John Cruickshank, new publisher of CBC News, sees his job as being focused on strategy -- but people at the John/Front bunker can expect to see him in the newsrooms there.

From globeandmail.com:

In clarifying what his new job, set to start in late October, will entail, Cruickshank said yesterday, "It's the distinction between the tactical, hands-on role of editor-in-chief and the more strategic role of publisher. Not to say that I won't be involved in the news operation, because nothing could keep me from doing that.

"But it [the strategic role] is really important now because of the extraordinary dynamism of the audience, frankly, and the changing tastes for how we get news, when we get news and what form it comes to people, that there be somebody thinking about those things," he said. "I have this sense that it's my mission to help lead the CBC's news operation into the future."

The CBC's mission is also different than that of private news organizations, he said. "The CBC has a mission to be deeper, to be broader, to be more intensely reflective of Canadian reality, to have frankly higher standards when it comes objectivity and trustworthiness. Of course, you come under higher scrutiny as a result of that kind of mission and those kinds of requirements."

But like other news organizations, CBC News has been pushing toward sending its news out across numerous platforms, from TV and radio to websites and other digital means.

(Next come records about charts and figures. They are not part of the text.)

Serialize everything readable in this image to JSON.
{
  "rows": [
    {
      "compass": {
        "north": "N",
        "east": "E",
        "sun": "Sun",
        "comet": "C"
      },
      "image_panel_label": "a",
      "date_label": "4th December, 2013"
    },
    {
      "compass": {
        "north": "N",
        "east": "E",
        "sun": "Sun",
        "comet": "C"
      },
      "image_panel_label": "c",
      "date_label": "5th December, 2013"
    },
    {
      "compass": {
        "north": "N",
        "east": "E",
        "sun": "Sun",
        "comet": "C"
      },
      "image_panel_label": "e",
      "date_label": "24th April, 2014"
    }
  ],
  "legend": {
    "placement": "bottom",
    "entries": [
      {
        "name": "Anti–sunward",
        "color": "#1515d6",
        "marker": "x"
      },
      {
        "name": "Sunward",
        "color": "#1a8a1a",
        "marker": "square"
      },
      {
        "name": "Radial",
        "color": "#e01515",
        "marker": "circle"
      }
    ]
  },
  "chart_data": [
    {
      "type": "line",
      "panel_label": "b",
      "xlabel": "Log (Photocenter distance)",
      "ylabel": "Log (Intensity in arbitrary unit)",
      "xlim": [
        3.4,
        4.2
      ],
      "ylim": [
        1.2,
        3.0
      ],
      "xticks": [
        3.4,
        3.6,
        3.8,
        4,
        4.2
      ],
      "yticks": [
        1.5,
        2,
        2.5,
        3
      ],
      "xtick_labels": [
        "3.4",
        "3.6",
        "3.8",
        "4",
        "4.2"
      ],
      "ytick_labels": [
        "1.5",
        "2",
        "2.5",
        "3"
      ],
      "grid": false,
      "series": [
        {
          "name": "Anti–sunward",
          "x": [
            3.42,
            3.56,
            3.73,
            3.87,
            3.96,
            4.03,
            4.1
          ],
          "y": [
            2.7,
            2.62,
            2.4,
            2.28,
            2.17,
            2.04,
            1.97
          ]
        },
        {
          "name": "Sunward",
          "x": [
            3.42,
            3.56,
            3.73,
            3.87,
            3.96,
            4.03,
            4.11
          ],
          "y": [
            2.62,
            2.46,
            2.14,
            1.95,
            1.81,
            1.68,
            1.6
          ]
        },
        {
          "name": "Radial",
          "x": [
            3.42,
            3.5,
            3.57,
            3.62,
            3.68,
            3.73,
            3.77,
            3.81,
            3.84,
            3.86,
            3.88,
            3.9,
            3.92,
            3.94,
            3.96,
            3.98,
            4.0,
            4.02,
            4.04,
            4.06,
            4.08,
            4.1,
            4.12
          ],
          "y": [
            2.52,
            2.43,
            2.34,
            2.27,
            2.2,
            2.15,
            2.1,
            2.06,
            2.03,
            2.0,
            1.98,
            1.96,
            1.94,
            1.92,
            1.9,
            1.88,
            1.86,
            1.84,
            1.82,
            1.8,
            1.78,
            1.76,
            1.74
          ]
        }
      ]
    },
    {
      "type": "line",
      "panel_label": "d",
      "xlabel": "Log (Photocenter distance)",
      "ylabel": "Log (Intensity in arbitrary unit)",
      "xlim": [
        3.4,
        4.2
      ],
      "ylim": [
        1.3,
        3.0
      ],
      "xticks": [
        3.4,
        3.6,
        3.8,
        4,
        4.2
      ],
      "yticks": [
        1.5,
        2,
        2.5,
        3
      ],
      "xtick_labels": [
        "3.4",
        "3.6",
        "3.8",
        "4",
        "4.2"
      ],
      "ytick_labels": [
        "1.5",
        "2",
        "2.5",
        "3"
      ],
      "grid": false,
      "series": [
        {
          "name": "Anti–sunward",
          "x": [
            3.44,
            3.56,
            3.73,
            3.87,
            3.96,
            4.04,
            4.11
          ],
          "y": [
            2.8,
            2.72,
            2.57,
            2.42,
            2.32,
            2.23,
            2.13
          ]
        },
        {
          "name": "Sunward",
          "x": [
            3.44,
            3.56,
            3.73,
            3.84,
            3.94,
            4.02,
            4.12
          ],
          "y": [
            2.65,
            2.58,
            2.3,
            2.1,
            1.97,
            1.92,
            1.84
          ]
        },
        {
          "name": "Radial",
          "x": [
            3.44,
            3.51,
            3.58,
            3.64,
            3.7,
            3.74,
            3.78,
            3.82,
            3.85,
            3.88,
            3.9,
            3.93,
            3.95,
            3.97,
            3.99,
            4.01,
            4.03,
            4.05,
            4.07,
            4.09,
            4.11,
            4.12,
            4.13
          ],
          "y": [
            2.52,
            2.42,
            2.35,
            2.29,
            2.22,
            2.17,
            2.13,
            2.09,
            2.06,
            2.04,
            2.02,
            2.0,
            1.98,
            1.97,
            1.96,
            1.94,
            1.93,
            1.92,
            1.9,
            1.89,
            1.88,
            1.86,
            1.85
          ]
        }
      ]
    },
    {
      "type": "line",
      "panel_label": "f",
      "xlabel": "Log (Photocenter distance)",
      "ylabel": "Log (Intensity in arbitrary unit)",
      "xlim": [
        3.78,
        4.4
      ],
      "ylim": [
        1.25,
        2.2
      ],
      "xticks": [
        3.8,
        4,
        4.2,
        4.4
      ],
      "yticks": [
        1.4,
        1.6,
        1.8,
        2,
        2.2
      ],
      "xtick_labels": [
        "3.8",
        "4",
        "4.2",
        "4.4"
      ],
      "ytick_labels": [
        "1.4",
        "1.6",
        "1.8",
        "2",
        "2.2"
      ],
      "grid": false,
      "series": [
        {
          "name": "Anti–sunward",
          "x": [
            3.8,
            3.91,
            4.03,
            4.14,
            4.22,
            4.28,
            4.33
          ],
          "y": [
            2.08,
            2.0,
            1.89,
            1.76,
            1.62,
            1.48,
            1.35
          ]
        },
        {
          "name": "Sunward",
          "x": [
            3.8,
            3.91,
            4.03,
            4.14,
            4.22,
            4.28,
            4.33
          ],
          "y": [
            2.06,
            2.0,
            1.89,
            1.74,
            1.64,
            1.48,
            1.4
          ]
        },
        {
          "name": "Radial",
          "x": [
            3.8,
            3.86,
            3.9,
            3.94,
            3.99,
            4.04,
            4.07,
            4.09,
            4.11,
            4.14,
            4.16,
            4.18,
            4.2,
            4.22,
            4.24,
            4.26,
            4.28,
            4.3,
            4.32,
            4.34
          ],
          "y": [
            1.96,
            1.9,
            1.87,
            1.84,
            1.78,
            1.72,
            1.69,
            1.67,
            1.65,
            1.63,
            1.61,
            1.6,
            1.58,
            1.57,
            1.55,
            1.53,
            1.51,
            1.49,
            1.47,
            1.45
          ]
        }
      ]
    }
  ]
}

That has been part of Cruickshank's legacy at the Sun-Times. He has beefed up the paper's website, not only by pulling content from the 100 suburban papers owned by the Sun-Times Media Group in the Chicago area, but also by creating neighbourhood websites that incorporate draws such as social networking and viewer-generated news content. That kind of news website targeting both the regional/national level and local level is what CBC News is trying to create, particularly with its Web incubator projects in Vancouver.